Judgment Calls: Principle and Politics in Constitutional Law
JUDGMENT CALLS: PRINCIPLE AND POLITICS IN CONSTITUTIONAL LAW, Oxford University Press, 2009
6 Pages Posted: 23 Oct 2008 Last revised: 8 Dec 2008
Abstract
"Judgment Calls" addresses the problem of judicial discretion in constitutional law. Many political scientists and some prominent legal scholars suggest that constitutional adjudication is just politics in disguise. Others propose the use of methodologies like textualism or originalism to constrain what they view as an alarming degree of judicial discretion in interpretation. At bottom, both sorts of thinkers believe that judging has to be either tightly constrained and inflexible or purely political and unfettered: There is, they argue, no middle ground.
We disagree. In this book, we argue that judging can be - and often is - both principled and flexible. In other words, we attempt to reconcile the democratic rule of law with the recognition that judges have discretion. We explain how judicial discretion can be exercised responsibly, describe the existing constraints that guide and cabin such discretion, and suggest improvements.

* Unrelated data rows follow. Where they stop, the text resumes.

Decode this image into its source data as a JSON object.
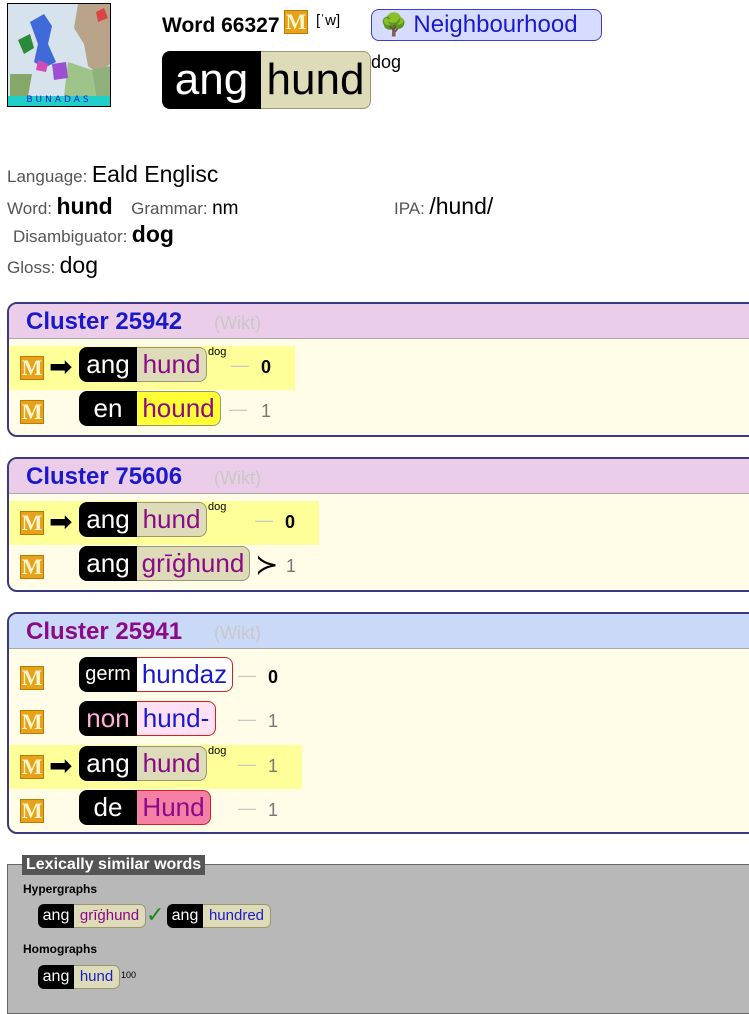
{
  "header": {
    "logo_text": "BUNADAS",
    "word_title": "Word 66327",
    "m_icon": "M",
    "ipa_small": "[ˈw]",
    "neighbourhood_label": "Neighbourhood",
    "neighbourhood_icon": "tree-icon",
    "lang": "ang",
    "word": "hund",
    "gloss": "dog"
  },
  "info": {
    "language_label": "Language:",
    "language_value": "Eald Englisc",
    "word_label": "Word:",
    "word_value": "hund",
    "grammar_label": "Grammar:",
    "grammar_value": "nm",
    "ipa_label": "IPA:",
    "ipa_value": "/hund/",
    "disambiguator_label": "Disambiguator:",
    "disambiguator_value": "dog",
    "gloss_label": "Gloss:",
    "gloss_value": "dog"
  },
  "clusters": [
    {
      "title": "Cluster 25942",
      "wikt": "(Wikt)",
      "rows": [
        {
          "lang": "ang",
          "word": "hund",
          "gloss": "dog",
          "dash": "—",
          "num": "0",
          "current": true
        },
        {
          "lang": "en",
          "word": "hound",
          "gloss": "",
          "dash": "—",
          "num": "1",
          "current": false
        }
      ]
    },
    {
      "title": "Cluster 75606",
      "wikt": "(Wikt)",
      "rows": [
        {
          "lang": "ang",
          "word": "hund",
          "gloss": "dog",
          "dash": "—",
          "num": "0",
          "current": true
        },
        {
          "lang": "ang",
          "word": "grīġhund",
          "gloss": "",
          "dash": "≻",
          "num": "1",
          "current": false
        }
      ]
    },
    {
      "title": "Cluster 25941",
      "wikt": "(Wikt)",
      "rows": [
        {
          "lang": "germ",
          "word": "hundaz",
          "gloss": "",
          "dash": "—",
          "num": "0",
          "current": false
        },
        {
          "lang": "non",
          "word": "hund-",
          "gloss": "",
          "dash": "—",
          "num": "1",
          "current": false
        },
        {
          "lang": "ang",
          "word": "hund",
          "gloss": "dog",
          "dash": "—",
          "num": "1",
          "current": true
        },
        {
          "lang": "de",
          "word": "Hund",
          "gloss": "",
          "dash": "—",
          "num": "1",
          "current": false
        }
      ]
    }
  ],
  "lexically_similar": {
    "title": "Lexically similar words",
    "hypergraphs_label": "Hypergraphs",
    "hypergraphs": [
      {
        "lang": "ang",
        "word": "grīġhund",
        "mark": "✓"
      },
      {
        "lang": "ang",
        "word": "hundred",
        "mark": ""
      }
    ],
    "homographs_label": "Homographs",
    "homographs": [
      {
        "lang": "ang",
        "word": "hund",
        "sup": "100"
      }
    ]
  },
  "colors": {
    "ang_word_bg": "#dedbb8",
    "en_word_bg": "#ffff33",
    "germ_word_bg": "#ffffff",
    "non_word_bg": "#fde0f4",
    "de_word_bg": "#f57fa5",
    "cluster_header_pink": "#ebcdea",
    "cluster_header_blue": "#cad9f7",
    "highlight": "#ffff99",
    "m_icon": "#e5a21a"
  }
}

In exploring how constitutional adjudication works in practice (and how it can be made better), the book covers a wide range of topics including judicial opinion-writing, the use of precedent, the judicial selection process, the structure of the American judiciary, and the nature of legal education. The book concludes with a careful look at how the Supreme Court has treated three of the most significant and sensitive constitutional issues: terrorism, abortion, and affirmative action.